What the Chocolate Industry Needs is A $100 Bar of Chocolate
Posted in:
Opinion
Thomas:
The commodities market price for (robusta) coffee right now is about $1.05/lb, or about $2350/MT. The price for commodity cocoa is about $2470, for comparison purposes.
These markets are called the "formal markets," which means the transactions are recorded and the prices are known. Thus it's possible for a buyer to pick up a phone to a seller and purchase cocoa according to standard terms and conditions, and according to established grading standards using standardized contract terms.
Coffee and cocoa are also traded on what is called the "informal market," where transactions are not recorded and each sale is negotiated on a personal basis. One kind of informal market is Direct Trade, where the buyer buys directly from the grower. Prices are negotiated in private and may vary from contract to contract which may embody non-standard (with respect to industry norms) terms and conditions.

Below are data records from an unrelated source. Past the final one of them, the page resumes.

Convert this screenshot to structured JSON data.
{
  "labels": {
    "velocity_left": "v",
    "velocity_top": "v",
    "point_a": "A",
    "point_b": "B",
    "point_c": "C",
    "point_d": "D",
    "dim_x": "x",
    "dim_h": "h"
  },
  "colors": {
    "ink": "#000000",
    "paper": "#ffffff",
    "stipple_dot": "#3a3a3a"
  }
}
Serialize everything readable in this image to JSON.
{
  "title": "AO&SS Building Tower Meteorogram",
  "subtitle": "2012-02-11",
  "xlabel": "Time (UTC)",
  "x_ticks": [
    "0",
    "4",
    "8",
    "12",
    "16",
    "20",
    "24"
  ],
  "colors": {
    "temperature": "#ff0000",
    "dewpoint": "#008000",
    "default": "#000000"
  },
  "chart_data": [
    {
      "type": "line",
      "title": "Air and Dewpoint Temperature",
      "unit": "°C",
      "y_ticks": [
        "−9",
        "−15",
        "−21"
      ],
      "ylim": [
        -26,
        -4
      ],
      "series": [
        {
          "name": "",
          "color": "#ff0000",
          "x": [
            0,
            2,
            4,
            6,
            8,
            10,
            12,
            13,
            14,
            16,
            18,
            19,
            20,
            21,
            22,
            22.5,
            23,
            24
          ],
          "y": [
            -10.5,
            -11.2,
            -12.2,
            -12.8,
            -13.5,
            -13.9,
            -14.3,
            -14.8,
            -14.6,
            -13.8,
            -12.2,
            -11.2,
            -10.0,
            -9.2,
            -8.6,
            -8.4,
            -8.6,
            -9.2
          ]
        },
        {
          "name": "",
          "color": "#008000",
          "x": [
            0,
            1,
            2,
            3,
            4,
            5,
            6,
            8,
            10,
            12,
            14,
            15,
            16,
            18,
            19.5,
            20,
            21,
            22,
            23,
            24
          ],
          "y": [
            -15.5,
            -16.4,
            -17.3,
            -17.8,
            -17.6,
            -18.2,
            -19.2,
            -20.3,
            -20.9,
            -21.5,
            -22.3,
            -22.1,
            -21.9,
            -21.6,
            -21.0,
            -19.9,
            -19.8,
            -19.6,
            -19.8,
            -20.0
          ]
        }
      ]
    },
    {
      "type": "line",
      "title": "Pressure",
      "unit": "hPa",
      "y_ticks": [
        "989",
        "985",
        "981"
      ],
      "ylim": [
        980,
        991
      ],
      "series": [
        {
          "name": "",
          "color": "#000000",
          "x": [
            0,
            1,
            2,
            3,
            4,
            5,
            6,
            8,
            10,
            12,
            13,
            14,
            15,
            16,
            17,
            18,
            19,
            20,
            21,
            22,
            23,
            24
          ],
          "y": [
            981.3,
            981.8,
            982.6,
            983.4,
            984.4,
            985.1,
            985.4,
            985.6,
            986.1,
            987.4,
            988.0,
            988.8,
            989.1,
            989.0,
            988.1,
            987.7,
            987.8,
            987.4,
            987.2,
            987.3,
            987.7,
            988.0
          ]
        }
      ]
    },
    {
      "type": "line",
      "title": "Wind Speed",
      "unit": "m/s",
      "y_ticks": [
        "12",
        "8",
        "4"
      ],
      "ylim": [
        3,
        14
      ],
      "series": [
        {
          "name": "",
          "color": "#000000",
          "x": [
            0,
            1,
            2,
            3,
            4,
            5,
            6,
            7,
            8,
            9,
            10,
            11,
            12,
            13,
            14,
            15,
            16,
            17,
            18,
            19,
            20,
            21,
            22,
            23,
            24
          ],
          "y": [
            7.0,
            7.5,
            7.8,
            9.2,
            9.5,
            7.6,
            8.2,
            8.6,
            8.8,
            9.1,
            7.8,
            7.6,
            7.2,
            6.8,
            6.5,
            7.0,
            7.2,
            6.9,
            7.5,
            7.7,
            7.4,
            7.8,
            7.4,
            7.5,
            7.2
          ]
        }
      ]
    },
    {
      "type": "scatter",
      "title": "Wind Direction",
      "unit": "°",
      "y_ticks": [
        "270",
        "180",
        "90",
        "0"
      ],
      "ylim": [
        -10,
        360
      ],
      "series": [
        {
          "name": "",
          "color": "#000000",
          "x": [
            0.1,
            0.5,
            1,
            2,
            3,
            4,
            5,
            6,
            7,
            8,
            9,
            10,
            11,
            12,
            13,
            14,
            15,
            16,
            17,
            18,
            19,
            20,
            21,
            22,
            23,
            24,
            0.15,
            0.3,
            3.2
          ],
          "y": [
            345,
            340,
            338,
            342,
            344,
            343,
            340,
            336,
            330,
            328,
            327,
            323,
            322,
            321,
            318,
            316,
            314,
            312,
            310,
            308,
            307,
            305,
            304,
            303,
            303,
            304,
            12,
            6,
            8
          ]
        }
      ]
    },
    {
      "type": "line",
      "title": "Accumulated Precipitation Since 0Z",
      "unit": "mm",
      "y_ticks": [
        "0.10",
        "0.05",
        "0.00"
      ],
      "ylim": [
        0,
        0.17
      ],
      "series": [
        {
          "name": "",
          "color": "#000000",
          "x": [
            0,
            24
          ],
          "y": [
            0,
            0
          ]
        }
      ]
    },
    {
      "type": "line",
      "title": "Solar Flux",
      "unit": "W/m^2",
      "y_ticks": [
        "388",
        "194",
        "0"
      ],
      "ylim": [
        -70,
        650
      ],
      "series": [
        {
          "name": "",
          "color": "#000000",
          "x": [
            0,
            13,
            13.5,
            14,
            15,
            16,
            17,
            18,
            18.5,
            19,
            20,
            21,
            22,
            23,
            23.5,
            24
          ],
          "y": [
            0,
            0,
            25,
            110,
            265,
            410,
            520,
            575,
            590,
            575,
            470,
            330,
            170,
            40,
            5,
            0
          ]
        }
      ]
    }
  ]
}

There are informal markets in coffee that are very public, and the best known of these are the ones associated with the Cup of Excellence Awards. While commodity coffee hovers between US$1 - $2/lb, prices paid for select lots at CoE auctions routinely fetch US$20+/lb. One lot of Guatemalan coffee fetched $80.20 - per pound - in 2008. You do have to calculate in the auctioneer's fees (typically 15%), but the prices paid at the CoE auctions are the gross amount paid to the farmer. A normal 60kg bag of robusta would fetch $138 on the commodity market. The farmer is probably only getting 70% of that. On the other hand, in the CoE, that 60kg bag would fetch over $5000 at $50/lb even after auction fees are deducted. If a farmer has seven bags of coffee that fetches even $20/lb, they are doing very well indeed.
But even those prices are nowhere near the upper limit on coffee prices: there are exotic coffees that retail for as much as $1300/lb, according to the article on Kopi Luwak coffee on Wikipedia.
I spoke with Stephane Bonnat in 2010 when I was last at the Salon du Chocolat, and he said he was paying farmers 6000/mt for some of his beans. That's about US$3.50/lb at today's exchange rate. If I recall correctly, there are cocoa beans that command higher prices, still. Earlier, I reported that the Mast Bros had indicated that they'd paid as much as US$20,000/ton ($10/lb) for beans. (It was not clear what this price referred to - the farm gate price or the delivered price, though the likelihood is that it was the delivered price and the farmers received considerably less.)
At $20,000/ton delivered, the cost of the cocoa in a 100gr, 80% bar is about $2.20. Assume manufacturing doubles that cost in one-ton quantities. Throw in $1/unit for packaging and you have a cost of goods (very naively) of about $5.40. A retail price of $30 for such a bar is not an unreasonable lower bound, assuming the bar is made to be eaten right away, and accounting for a three-tier (broker (15%), distributor (20%), retailer (100%)) distribution system where the chocolate maker enjoys a 50% gross margin.
Doubling the delivered price of cocoa (to $40,000/ton with the farmer getting at least 75% of that), doubling the cost of packaging to $2/unit, allowing $40k/ton for manufacturing, aging, and other processing , and setting the gross margin to the chocolate maker at 70% gets the retail price of the bar around the $100 price point - and there is now over $35 per bar available for marketing and other activities on a 100gr bar that costs over $10 each to manufacture. In other words, there's a lot of money in the system to pay for experts whose job it is to educate people about the merits of this $100 bar.
It would require a substantial change in mindset for this to happen, but if it did happen, the entire chocolate industry would benefit tremendously.
Still the questions remain, what are more of the characteristics that define this $100 bar? There have been some good suggestions already but I am sure we can come up with more.